Defendants do not seriously contest that their policy is to deny players compensation during spring training, extended spring training, and the instructional leagues—nor could they credibly do so . . . . And as we have long held, such uniform corporate policies “carry great weight for certification purposes.” . . . Damages may well vary, and may require individualized calculations. But “the rule is clear: the need for individual damages calculations does not, alone, defeat class certification.”

This ruling is rather close to a worst-case scenario for Major League Baseball, not just because a trial would mean the risk of owing thousands of players thousands of dollars each, but also because a loss would result in the entire minor league payment scheme being found to violate minimum wage standards as a matter of law. In other words, the Ninth Circuit said, in essence, that Broshius can put on trial MLB’s policy of treating minor leaguers as apprentices.

It’s for this reason that MLB immediately asked the Ninth Circuit to reconsider its ruling, in something called en banc review. Typically, a panel of three appellate judges considers appeals, and in en banc review, all of the appellate judges in that Circuit consider the appeal. That request was widely expected to be granted given the scope of the issues raised, but in a stunning move, the Ninth Circuit denied MLB’s request earlier this year.

The league has petitioned the Supreme Court of the United States for a writ of certiorari - in other words, to hear the case, and to stay proceedings until it decides. The current justices on SCOTUS has been extremely skeptical of class actions in the past. That said, SCOTUS typically only grants about eighty or so of the thousands of petitions for certiorari it receives annually, and accepting class certification review is even more rare, so the league’s odds of even having the court hear the case are not good.

Moreover, petitioning the court for review of this ruling whilst it is very publicly attempting to eliminate 42 minor league teams could be a dangerous game. After all, SCOTUS is the one government body capable of eliminating the league’s antitrust exemption with a stroke of the proverbial pen, and MLB bringing this case before the High Court now is a rather high-risk venture, especially with notable baseball fans already among its members.

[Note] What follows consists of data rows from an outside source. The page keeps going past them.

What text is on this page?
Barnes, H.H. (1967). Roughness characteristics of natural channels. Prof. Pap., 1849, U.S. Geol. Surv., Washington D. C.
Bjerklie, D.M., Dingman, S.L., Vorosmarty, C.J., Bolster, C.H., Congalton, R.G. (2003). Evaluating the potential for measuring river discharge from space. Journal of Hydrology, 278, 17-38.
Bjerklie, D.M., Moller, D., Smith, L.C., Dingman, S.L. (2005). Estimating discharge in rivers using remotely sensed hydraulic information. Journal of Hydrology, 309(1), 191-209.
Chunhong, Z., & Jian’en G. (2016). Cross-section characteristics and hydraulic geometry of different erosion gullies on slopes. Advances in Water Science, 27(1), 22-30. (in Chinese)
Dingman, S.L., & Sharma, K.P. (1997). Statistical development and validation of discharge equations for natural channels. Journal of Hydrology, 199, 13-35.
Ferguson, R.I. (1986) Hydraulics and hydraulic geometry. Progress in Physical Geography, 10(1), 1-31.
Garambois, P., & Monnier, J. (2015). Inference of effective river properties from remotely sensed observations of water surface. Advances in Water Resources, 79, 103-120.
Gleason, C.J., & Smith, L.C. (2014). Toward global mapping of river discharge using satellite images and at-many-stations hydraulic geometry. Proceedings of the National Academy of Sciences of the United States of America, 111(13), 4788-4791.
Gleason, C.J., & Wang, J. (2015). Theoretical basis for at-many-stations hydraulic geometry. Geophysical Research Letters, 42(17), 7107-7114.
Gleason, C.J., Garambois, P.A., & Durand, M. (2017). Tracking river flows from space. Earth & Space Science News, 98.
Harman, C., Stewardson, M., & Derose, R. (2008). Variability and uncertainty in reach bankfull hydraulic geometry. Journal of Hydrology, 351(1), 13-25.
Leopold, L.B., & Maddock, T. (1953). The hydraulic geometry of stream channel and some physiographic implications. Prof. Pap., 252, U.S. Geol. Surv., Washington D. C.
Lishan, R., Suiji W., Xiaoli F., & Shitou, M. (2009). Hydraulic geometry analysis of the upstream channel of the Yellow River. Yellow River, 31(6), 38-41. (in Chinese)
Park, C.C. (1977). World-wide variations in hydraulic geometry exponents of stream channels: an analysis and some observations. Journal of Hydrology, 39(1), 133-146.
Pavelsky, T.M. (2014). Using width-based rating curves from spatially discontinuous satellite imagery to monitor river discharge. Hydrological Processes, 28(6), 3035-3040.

On the other hand, if SCOTUS does deny certiorari, MLB will quickly begin to run out of options. They could face a very public class-wide trial, with the risk of hundreds of millions of dollars in damages awarded to the class. They could settle the case, which would almost certainly require the end of the apprenticeship model of minor league baseball wages. Or they could simply end the minor leagues entirely, a step which Manfred has already hinted. But given the direction this litigation is proceeding, it’s more and more likely that the real reason MLB is seeking to contract the minor leagues is because they know that, fairly soon, the model of paying minor leaguers poverty wages is going to come to an end.